Horizontal transmission – eat aborted calf or eating placenta of affected calf
Sylvatic transmission – if you are a IH (see next slide) and you are infected as you have eaten infected material. If the dog eats it – will be infected and go on to produce oocyst.
What are the intermediate hosts of Neospora caninum?
•Ferrets, red foxes, polecats, mink, badgers
House mice, brown rats, field mice
Wild rabbits
Rock squirrel
Common shrews, wood mice, harvest mice, white-toothed shrews, common voles
Domestic chicken, sparrows, magpies, common buzzard
Roe deer
How can we diagnose Neospora caninum? (3)
- Serology: ELISA/IFAT – make sure you find right animal before killing
- Positive sample confirms exposure, not sufficient as cause of abortion
- Compare aborting/non-aborting
- Precolostral blood sample – not always confirming
- Confirm vertical transmission has taken part. Suckle colostrum will get maternal Abs. Sample after six months of age (false negatives possible) or when pregnant (5-7mo) (Davison et al., 1999)
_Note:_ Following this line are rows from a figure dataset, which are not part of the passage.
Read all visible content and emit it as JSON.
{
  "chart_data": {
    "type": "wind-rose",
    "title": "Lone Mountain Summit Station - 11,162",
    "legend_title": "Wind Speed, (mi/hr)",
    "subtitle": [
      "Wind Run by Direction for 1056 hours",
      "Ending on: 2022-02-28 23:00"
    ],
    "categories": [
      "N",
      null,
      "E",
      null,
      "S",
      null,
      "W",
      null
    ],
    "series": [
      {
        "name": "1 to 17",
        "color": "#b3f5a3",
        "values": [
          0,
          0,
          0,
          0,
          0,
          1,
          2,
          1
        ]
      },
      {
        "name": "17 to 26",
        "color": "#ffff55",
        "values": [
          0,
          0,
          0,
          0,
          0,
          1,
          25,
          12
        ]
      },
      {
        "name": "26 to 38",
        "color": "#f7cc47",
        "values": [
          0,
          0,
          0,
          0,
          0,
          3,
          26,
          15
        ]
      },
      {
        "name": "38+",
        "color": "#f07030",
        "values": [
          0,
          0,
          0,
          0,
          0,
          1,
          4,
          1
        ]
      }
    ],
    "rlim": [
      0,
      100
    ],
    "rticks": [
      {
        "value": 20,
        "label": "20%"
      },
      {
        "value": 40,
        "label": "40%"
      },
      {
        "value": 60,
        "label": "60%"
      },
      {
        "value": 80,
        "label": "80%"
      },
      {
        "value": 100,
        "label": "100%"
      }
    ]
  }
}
- May end up with false negative – goes into the animal and hides and then the IR isn’t great as in tachyzoite or bradyzoite who knows phase and hides
- False negative foetal serology
- (Bulk) milk ELISA
- Histopathology (heart and brain), non-suppurative inflammation
What do we always ask a farmer in an abortion case?
HAVE YOU SEN FETUS AND PLACETNTA (and bloods) OFF TO APHA?????????? – not always a guarantee as if the fetus is negayive it may just mean the AB response was not great enough
How can we control Neospora?(3)
- Theoretical control options
- Toltrazuril
- Vaccine
- Anecdotal evidence of decrease in abortions
- Vaccination complicates finding naturally infected animals
- Vertical transmission!
- Oocyst survival
- High temperatures (100˚C for 1 min) and 10% sodium hypochlorite for 1 hr were effectively inactivating oocysts (Neto et al., 2011)
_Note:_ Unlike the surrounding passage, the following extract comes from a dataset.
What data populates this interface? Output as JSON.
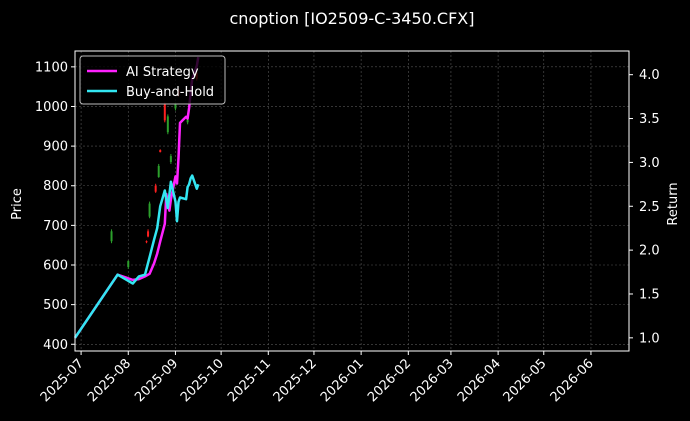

- Limited knowledge! Silage/Pasture/TMR? – unknown how long oocyst last (thought not to be as tough as toxoplasma)
How can we prevent Neospora vertical transmission? (6)
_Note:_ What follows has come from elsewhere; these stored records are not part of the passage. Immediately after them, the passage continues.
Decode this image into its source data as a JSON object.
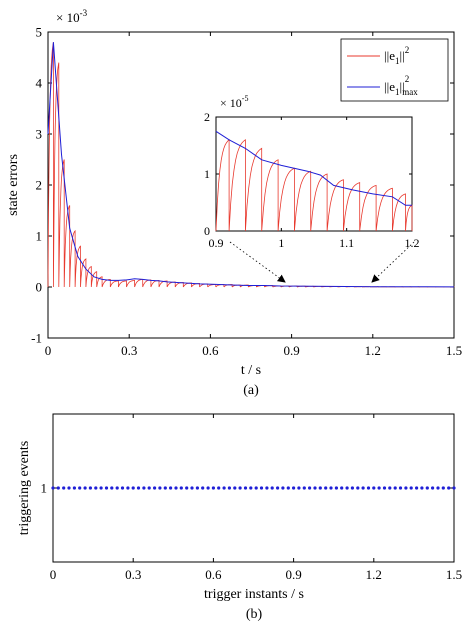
{
  "chart_data": [
    {
      "type": "line",
      "panel_label": "(a)",
      "xlabel": "t / s",
      "ylabel": "state errors",
      "y_multiplier": "× 10",
      "y_exponent": "-3",
      "xlim": [
        0,
        1.5
      ],
      "ylim": [
        -1,
        5
      ],
      "xticks": [
        0,
        0.3,
        0.6,
        0.9,
        1.2,
        1.5
      ],
      "xtick_labels": [
        "0",
        "0.3",
        "0.6",
        "0.9",
        "1.2",
        "1.5"
      ],
      "yticks": [
        -1,
        0,
        1,
        2,
        3,
        4,
        5
      ],
      "ytick_labels": [
        "-1",
        "0",
        "1",
        "2",
        "3",
        "4",
        "5"
      ],
      "legend_position": "top-right",
      "legend": [
        {
          "base": "||e",
          "sub": "1",
          "tail": "||",
          "sup": "2",
          "sub2": "",
          "color": "#e8392e"
        },
        {
          "base": "||e",
          "sub": "1",
          "tail": "||",
          "sup": "2",
          "sub2": "max",
          "color": "#1f1fd6"
        }
      ],
      "series": [
        {
          "color": "#e8392e",
          "style": "sawtooth",
          "event_times": [
            0.0,
            0.02,
            0.04,
            0.06,
            0.08,
            0.1,
            0.12,
            0.14,
            0.16,
            0.18,
            0.2,
            0.23,
            0.26,
            0.29,
            0.32,
            0.35,
            0.38,
            0.41,
            0.44,
            0.47,
            0.5,
            0.53,
            0.56,
            0.59,
            0.62,
            0.65,
            0.68,
            0.71,
            0.74,
            0.77,
            0.8,
            0.83,
            0.86,
            0.89,
            0.92,
            0.95,
            0.98,
            1.01,
            1.04,
            1.07,
            1.1,
            1.13,
            1.16,
            1.19,
            1.22,
            1.25,
            1.28,
            1.31,
            1.34,
            1.37,
            1.4,
            1.43,
            1.46,
            1.49
          ],
          "peak_values": [
            4.8,
            4.4,
            2.5,
            1.6,
            1.1,
            0.8,
            0.55,
            0.4,
            0.3,
            0.2,
            0.15,
            0.12,
            0.12,
            0.13,
            0.15,
            0.14,
            0.13,
            0.12,
            0.1,
            0.09,
            0.08,
            0.07,
            0.06,
            0.05,
            0.05,
            0.05,
            0.04,
            0.04,
            0.03,
            0.03,
            0.03,
            0.02,
            0.02,
            0.02,
            0.016,
            0.013,
            0.012,
            0.01,
            0.01,
            0.009,
            0.008,
            0.007,
            0.007,
            0.005,
            0.004,
            0.004,
            0.003,
            0.003,
            0.003,
            0.002,
            0.002,
            0.002,
            0.002,
            0.002
          ]
        },
        {
          "color": "#1f1fd6",
          "style": "line",
          "x": [
            0.0,
            0.02,
            0.05,
            0.08,
            0.11,
            0.14,
            0.17,
            0.2,
            0.23,
            0.26,
            0.29,
            0.32,
            0.35,
            0.38,
            0.41,
            0.44,
            0.47,
            0.5,
            0.56,
            0.62,
            0.68,
            0.74,
            0.8,
            0.86,
            0.92,
            0.98,
            1.04,
            1.1,
            1.16,
            1.2,
            1.3,
            1.4,
            1.5
          ],
          "y": [
            3.0,
            4.8,
            2.6,
            1.15,
            0.6,
            0.35,
            0.2,
            0.15,
            0.13,
            0.13,
            0.14,
            0.16,
            0.15,
            0.13,
            0.12,
            0.1,
            0.09,
            0.08,
            0.06,
            0.05,
            0.04,
            0.03,
            0.03,
            0.02,
            0.017,
            0.013,
            0.011,
            0.009,
            0.007,
            0.005,
            0.004,
            0.003,
            0.002
          ]
        }
      ],
      "inset": {
        "xlim": [
          0.9,
          1.2
        ],
        "ylim": [
          0,
          2
        ],
        "y_multiplier": "× 10",
        "y_exponent": "-5",
        "xticks": [
          0.9,
          1.0,
          1.1,
          1.2
        ],
        "xtick_labels": [
          "0.9",
          "1",
          "1.1",
          "1.2"
        ],
        "yticks": [
          0,
          1,
          2
        ],
        "ytick_labels": [
          "0",
          "1",
          "2"
        ],
        "zoom_from": [
          [
            0.9,
            0
          ],
          [
            1.2,
            0
          ]
        ],
        "red_event_times": [
          0.9,
          0.92,
          0.945,
          0.97,
          0.995,
          1.02,
          1.045,
          1.07,
          1.095,
          1.12,
          1.145,
          1.17,
          1.19
        ],
        "red_peaks": [
          1.6,
          1.6,
          1.45,
          1.25,
          1.1,
          1.05,
          1.0,
          0.9,
          0.85,
          0.8,
          0.75,
          0.65,
          0.45
        ],
        "blue_x": [
          0.9,
          0.92,
          0.945,
          0.97,
          1.0,
          1.04,
          1.06,
          1.08,
          1.11,
          1.14,
          1.17,
          1.19,
          1.2
        ],
        "blue_y": [
          1.75,
          1.6,
          1.45,
          1.25,
          1.15,
          1.05,
          0.98,
          0.8,
          0.72,
          0.65,
          0.6,
          0.45,
          0.45
        ]
      }
    },
    {
      "type": "scatter",
      "panel_label": "(b)",
      "xlabel": "trigger instants / s",
      "ylabel": "triggering events",
      "xlim": [
        0,
        1.5
      ],
      "ylim": [
        0,
        2
      ],
      "xticks": [
        0,
        0.3,
        0.6,
        0.9,
        1.2,
        1.5
      ],
      "xtick_labels": [
        "0",
        "0.3",
        "0.6",
        "0.9",
        "1.2",
        "1.5"
      ],
      "yticks": [
        1
      ],
      "ytick_labels": [
        "1"
      ],
      "series": [
        {
          "color": "#1f1fd6",
          "y": 1,
          "x": [
            0.0,
            0.02,
            0.04,
            0.06,
            0.08,
            0.1,
            0.12,
            0.14,
            0.16,
            0.18,
            0.2,
            0.22,
            0.24,
            0.26,
            0.28,
            0.3,
            0.32,
            0.34,
            0.36,
            0.38,
            0.4,
            0.42,
            0.44,
            0.46,
            0.48,
            0.5,
            0.52,
            0.54,
            0.56,
            0.58,
            0.6,
            0.62,
            0.64,
            0.66,
            0.68,
            0.7,
            0.72,
            0.74,
            0.76,
            0.78,
            0.8,
            0.82,
            0.84,
            0.86,
            0.88,
            0.9,
            0.92,
            0.94,
            0.96,
            0.98,
            1.0,
            1.02,
            1.04,
            1.06,
            1.08,
            1.1,
            1.12,
            1.14,
            1.16,
            1.18,
            1.2,
            1.22,
            1.24,
            1.26,
            1.28,
            1.3,
            1.32,
            1.34,
            1.36,
            1.38,
            1.4,
            1.42,
            1.44,
            1.46,
            1.48,
            1.5
          ]
        }
      ]
    }
  ]
}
- Low prevalence: culling of all seropositive animals
- High prevalence: breed to beef breeds, don’t keep offspring
- Only seronegative females should be introduced
- ET, harvest empryo from seropositive dam, implant in seronegative recipients (Baillergon et al., 2001) (if your animals are worth a lot of money)
- Neosporosis is not believed to be transmitted venereally so there is no need to avoid the use of N.caninum-positive bulls
- Avoid any condition that may lower the immunity of the pregnant animals; for example, vaccinate for other diseases such as BVD and leptospirosis.
How can we prevent Neospora horizontal transmission? (8)
- Prevent access of dogs, especially pups, to silage pits, hay sheds, feeding areas and concentrate food stores
- Soiling of pasture by canine faeces should be avoided
- Access of birds, rodents and other wild animals to food should be prevented
- Dogs should not have access to calving areas or recently calved animals
- Dead foetuses, dead animals, uterine discharges and placentae should be disposed of so that dogs or foxes cannot get access to them
- The safest practice would be not to feed any form of raw meat to dogs as natural infection has also been reported in sheep, goats and deer
- It is advisable to calve known Neospora positive animals in isolation from negative animals, even though horizontal transmission between cattle has not been shown to occur. Calves regularly lick placentas!! So if a negative licks a tachyzoite rich placenta – risk.
- Don’t shoot the dog! Shed for a week or 2 – don’t get disease (unless immunocompromised), immunity develops.